To political junkies, Donald Trump’s various (mis)representations of his July 25th phone conversation with President Volodymyr Zalensky are same old, same old stuff. Why? Because for years now assiduous journalists have been busy filing stories about Donald J. Trump’s deceptive ways. To be sure, such a focus is hardly surprising, given the amount of material with which journalists have to work. The fact that the Washington Post’s running tab of President Trump‘s “false or misleading claims” passed the 12,000 mark on August 5, 2019–Trump’s 928th day in office—is suggestive in this regard. And, of course, that number has grown considerably since that time.

The problem with such stories, however useful, relates to the manner in which The Donald’s deceptions are characterized. Almost without exception, the stories have a paint-by-numbers, Donald-Trump-Is-A Liar quality to them. But characterizing Trump as a liar assumes that he is aware of, let alone interested in what is true, and is intentionally trying to deceive people. I do not believe this to be the case when it comes to President Trump. Rather, in my view the President doesn’t care a whit about whether what he says is true or false. As a trader in sophistry, he wishes only to persuade.

The moral philosopher Harry G. Frankfurt at once captured and conveyed what I am getting at here in a sparkling 1986 essay, entitled “On Bullshit,” published in the high-brow journal Raritan. In this rigorously argued essay, Frankfurt brilliantly—and often humorously—distinguishes among various forms of misrepresentation and deception, focusing primarily on lying, humbug, and, well, bullshit. To lie is willfully to misrepresent or deceive what one thinks to be true. Humbug is also deceptive, but falls short of outright lying, mainly because at the margin the primary concern on the part of the purveyor is rather more exaggeration and pretentiousness than falsehood qua falsehood.

Bullshit, according to Frankfurt, is something else altogether. A liar is trying self-consciously to “lead us away from a correct apprehension of reality,” and a purveyor of humbug is primarily concerned with representing phenomena not in a patently false manner, but in such a way as to reflect well on himself/herself. For the bullshitter, though, “the truth-values of his statements are of no central interest…” His statements may, in fact, be true, but truth and falsity are irrelevant. Indeed, the bullshitter, Frankfurt contends, is:

“… neither on the side of the true nor on the side of the false. His eye is not on the facts at all, as the eyes of the honest man and of the liar are, except insofar as they may be pertinent to his interest in getting away with what he says. He does not care whether the things he says describe reality correctly. He just picks them out, or makes them up, to suit his purpose.”

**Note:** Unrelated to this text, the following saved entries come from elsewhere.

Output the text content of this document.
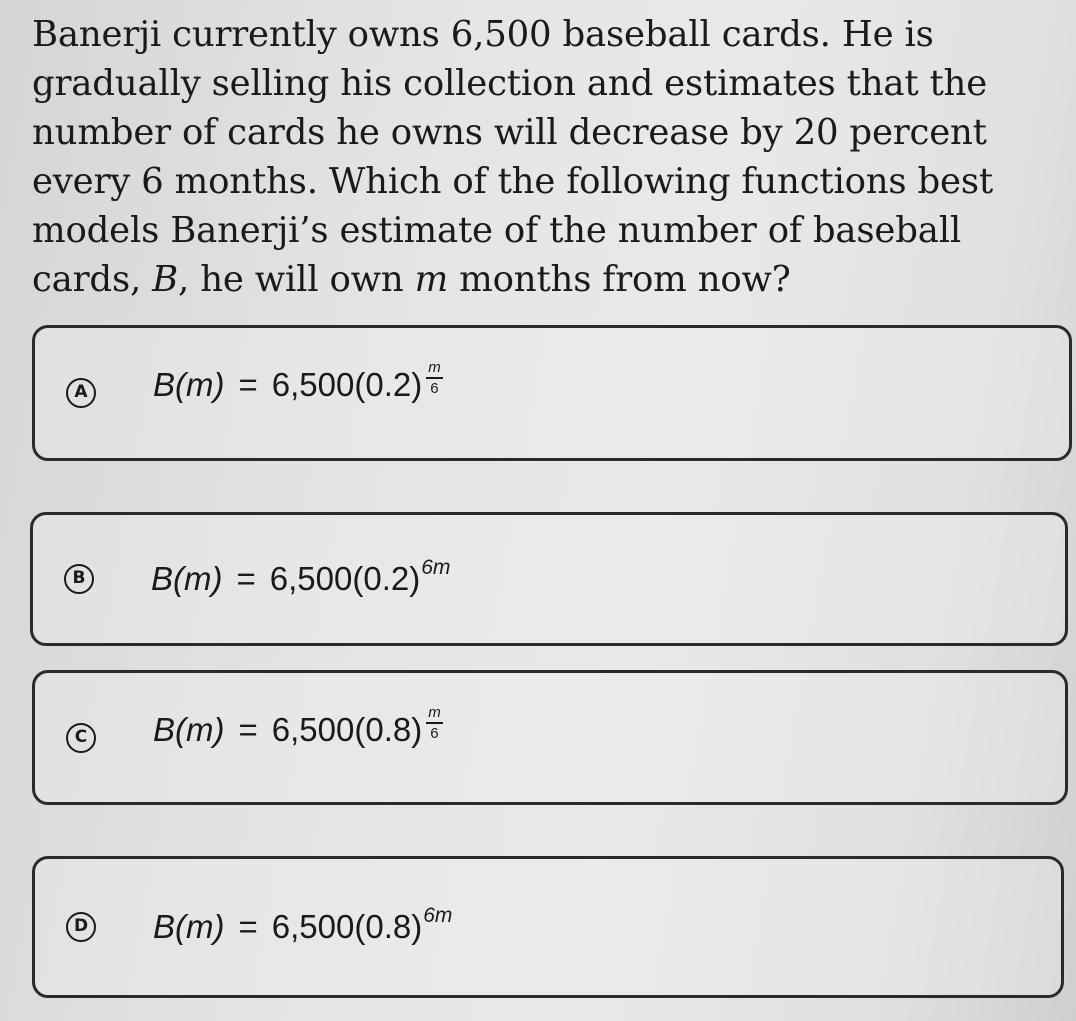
Banerji currently owns 6,500 baseball cards. He is gradually selling his collection and estimates that the number of cards he owns will decrease by 20 percent every 6 months. Which of the following functions best models Banerji’s estimate of the number of baseball cards, B, he will own m months from now?
A $B(m) = 6,500(0.2) \frac{m}{6}$
B B(m) = 6,500(0.2) 6m
C $B(m) = 6,500(0.8) \frac{m}{6}$
D B(m) = 6,500(0.8) 6m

Donald Trump, anyone? So rather than fixating on the precise number of times the President makes “false or misleading claims,” it would behoove all of us more fully to understand the context in which he operates. He is, after all, The Donald, the epitome of transactional man, in it for himself.

A few writers have caught on to the fact that he is less a liar than a bullshit artist in a Frankfurtian sense—Roger Cohen of the New York Times comes to mind in this regard—but all of us would benefit from deeper appreciation of Frankfurt’s insight. Liars are responding to the truth, even as they distort it, and “to that extent respectful of it,” as Frankfurt puts it. Donald Trump, it is clear, has little respect for anything or anyone other than himself. Truth doesn’t stand a chance in this context, and is beside the point in any case.